Among Americans, physical activity rises to the top as the biggest single modifiable risk factor listed in the study.


"What's exciting is that this suggests that some very simple lifestyle changes, such as increasing physical activity and quitting smoking, could have a tremendous impact on preventing Alzheimer's and other dementias in the United States and worldwide," said Barnes, who is also an associate professor of psychiatry at the University of California, San Francisco.


She had one caution about the research: "We are assuming that when you change the risk factor, then you change the risk," Barnes said. "What we need to do now is figure out whether that assumption is correct."
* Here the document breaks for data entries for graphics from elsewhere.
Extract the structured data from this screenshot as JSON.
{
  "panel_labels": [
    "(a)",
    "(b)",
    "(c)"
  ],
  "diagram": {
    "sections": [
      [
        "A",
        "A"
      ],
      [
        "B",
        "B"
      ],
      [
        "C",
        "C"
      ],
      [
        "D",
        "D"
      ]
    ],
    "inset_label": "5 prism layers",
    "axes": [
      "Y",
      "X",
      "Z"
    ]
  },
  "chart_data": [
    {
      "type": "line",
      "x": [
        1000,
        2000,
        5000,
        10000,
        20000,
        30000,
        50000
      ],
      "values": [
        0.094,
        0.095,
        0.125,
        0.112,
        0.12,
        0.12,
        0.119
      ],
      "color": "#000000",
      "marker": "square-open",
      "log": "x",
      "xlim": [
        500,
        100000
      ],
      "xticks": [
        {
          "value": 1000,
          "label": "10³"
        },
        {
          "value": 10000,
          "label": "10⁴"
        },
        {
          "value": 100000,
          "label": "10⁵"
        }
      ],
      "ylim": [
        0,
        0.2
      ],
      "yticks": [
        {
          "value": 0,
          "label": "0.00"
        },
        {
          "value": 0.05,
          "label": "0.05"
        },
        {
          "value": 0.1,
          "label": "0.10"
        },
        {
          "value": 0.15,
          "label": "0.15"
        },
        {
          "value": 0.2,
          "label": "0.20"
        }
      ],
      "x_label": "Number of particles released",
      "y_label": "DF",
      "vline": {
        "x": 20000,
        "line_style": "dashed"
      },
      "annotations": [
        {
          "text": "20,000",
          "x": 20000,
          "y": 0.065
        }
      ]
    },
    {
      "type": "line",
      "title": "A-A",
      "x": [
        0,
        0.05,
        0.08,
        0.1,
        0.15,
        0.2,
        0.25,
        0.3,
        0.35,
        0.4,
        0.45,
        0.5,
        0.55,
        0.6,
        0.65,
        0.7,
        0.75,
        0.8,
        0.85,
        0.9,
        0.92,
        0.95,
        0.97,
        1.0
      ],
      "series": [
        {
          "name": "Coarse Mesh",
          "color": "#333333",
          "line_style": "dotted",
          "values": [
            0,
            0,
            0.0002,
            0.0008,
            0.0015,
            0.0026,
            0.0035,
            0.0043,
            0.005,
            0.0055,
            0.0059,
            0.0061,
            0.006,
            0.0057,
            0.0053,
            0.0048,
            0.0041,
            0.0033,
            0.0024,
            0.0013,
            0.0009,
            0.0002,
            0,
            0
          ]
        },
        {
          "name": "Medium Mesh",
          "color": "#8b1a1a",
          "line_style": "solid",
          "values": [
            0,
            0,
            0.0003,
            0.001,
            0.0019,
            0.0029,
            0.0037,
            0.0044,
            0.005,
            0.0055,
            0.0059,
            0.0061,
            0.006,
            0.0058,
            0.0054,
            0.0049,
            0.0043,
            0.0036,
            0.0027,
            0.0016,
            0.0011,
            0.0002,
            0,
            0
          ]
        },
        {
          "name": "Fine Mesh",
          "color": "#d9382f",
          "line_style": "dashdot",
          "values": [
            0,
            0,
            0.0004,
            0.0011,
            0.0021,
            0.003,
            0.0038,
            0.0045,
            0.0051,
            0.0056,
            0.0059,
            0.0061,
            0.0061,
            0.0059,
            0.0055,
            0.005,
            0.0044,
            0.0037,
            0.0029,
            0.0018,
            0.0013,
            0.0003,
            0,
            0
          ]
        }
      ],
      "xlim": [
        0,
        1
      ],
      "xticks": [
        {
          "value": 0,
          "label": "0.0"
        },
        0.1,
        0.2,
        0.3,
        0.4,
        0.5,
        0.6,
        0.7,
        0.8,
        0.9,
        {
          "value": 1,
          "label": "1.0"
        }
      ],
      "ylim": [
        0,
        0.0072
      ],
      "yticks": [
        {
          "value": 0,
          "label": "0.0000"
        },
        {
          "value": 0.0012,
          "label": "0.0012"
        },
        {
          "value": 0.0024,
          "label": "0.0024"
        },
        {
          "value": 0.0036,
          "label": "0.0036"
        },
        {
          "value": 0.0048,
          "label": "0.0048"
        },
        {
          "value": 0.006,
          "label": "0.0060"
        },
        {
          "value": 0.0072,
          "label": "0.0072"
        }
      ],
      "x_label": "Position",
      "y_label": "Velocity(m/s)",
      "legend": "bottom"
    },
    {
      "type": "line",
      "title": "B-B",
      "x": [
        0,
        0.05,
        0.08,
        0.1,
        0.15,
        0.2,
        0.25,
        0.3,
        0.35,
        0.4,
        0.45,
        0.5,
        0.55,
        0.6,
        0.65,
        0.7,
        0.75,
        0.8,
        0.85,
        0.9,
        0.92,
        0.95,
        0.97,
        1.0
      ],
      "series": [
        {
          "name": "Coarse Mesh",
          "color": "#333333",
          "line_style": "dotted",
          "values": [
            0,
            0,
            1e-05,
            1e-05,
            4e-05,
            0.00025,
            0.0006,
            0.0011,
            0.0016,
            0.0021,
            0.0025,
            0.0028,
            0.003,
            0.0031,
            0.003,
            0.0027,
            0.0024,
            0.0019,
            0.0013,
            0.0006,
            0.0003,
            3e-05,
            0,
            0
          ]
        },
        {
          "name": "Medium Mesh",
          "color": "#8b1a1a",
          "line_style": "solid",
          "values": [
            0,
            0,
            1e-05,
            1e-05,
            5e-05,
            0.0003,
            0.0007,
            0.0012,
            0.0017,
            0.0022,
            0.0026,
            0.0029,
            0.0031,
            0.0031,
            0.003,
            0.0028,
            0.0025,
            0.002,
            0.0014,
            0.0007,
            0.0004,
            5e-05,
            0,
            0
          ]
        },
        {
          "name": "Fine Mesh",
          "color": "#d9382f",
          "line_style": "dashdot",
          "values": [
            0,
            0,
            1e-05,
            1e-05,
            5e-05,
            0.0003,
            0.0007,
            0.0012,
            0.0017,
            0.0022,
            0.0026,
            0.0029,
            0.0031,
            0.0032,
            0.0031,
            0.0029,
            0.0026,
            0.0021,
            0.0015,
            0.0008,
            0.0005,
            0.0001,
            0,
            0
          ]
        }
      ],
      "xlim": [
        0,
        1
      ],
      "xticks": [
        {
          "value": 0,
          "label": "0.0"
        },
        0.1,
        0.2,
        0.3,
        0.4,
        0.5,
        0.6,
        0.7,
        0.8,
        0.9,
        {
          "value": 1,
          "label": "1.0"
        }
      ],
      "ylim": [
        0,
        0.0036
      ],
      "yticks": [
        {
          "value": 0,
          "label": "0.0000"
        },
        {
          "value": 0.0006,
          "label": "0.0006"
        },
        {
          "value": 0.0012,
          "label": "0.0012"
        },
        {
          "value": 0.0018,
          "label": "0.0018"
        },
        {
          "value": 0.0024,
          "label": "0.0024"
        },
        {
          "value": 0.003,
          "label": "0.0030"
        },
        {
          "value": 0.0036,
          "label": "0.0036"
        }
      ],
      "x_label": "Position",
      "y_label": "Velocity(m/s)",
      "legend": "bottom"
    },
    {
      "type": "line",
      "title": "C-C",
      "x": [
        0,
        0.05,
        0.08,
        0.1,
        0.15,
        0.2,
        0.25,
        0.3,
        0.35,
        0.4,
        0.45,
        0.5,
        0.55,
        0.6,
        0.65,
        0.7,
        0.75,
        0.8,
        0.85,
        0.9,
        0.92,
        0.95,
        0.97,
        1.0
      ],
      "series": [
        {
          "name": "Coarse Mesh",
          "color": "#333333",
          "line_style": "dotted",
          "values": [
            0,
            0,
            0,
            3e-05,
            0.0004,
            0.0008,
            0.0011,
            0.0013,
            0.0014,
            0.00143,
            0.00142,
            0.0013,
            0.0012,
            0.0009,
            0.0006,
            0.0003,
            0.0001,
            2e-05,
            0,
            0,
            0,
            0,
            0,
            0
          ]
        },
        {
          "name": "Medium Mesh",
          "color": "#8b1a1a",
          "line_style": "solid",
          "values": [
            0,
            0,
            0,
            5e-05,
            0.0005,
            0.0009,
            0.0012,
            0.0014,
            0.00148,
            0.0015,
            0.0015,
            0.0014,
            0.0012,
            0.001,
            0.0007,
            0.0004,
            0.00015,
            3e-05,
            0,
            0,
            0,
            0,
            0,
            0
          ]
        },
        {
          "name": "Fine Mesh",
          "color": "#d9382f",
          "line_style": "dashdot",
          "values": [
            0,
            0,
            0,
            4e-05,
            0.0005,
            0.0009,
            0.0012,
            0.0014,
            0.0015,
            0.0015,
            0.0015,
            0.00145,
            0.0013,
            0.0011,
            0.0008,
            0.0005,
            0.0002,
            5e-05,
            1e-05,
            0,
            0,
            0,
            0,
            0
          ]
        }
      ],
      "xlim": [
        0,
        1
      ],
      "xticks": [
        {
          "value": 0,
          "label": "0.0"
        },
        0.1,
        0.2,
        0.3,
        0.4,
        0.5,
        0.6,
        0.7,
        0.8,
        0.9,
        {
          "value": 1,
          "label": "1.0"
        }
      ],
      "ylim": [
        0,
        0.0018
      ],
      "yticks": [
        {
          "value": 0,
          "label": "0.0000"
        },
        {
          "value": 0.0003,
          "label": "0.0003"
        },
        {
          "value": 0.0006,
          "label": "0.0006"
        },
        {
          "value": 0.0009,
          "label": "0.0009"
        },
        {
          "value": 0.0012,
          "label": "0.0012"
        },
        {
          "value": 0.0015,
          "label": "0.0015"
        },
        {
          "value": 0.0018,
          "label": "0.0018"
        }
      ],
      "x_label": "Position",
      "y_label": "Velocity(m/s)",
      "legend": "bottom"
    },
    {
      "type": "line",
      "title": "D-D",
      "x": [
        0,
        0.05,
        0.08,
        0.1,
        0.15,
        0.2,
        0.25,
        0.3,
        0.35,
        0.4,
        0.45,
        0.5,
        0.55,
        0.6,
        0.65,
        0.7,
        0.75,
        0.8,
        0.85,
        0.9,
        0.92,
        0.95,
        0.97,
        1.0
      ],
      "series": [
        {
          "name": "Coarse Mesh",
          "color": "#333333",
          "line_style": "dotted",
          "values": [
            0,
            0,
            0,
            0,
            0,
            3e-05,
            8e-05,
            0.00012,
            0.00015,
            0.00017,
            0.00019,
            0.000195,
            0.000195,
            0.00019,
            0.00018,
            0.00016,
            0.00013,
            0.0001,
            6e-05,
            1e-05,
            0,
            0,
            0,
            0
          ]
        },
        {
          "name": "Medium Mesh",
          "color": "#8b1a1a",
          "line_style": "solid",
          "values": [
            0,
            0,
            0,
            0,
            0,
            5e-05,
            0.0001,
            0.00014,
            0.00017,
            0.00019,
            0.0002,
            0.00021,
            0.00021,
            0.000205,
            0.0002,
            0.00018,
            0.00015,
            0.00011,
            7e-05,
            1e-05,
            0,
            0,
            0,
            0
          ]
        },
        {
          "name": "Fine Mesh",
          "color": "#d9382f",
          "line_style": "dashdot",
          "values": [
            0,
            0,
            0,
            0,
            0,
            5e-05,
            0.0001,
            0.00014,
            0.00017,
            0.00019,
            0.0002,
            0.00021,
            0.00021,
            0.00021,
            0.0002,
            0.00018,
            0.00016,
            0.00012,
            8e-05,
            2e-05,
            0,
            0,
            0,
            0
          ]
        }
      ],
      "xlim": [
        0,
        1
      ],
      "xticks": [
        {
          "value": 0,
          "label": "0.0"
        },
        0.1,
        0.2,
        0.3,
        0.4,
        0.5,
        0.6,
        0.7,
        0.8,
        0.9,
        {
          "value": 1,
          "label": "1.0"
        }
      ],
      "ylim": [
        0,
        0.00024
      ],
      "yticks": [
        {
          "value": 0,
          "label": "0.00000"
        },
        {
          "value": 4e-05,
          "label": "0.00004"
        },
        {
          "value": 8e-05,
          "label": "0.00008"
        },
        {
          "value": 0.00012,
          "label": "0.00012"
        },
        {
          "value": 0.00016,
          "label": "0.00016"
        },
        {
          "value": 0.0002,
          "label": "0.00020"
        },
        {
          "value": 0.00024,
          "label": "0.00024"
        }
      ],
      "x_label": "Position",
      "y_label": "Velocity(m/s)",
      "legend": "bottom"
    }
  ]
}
In the Islands, although we do well on the activity scale, we can do far better.


According to the state Department of Health's Hawai`i Physical Activity and Nutrition Plan:


“In 2005, almost 48 percent of adults in Hawaii did not meet the recommended guidelines for physical activity (moderate intensity physical activity for at least 30 minutes on five or more days of the week or vigorous intensity physical activity for 20 or more minutes on three or more days per week).”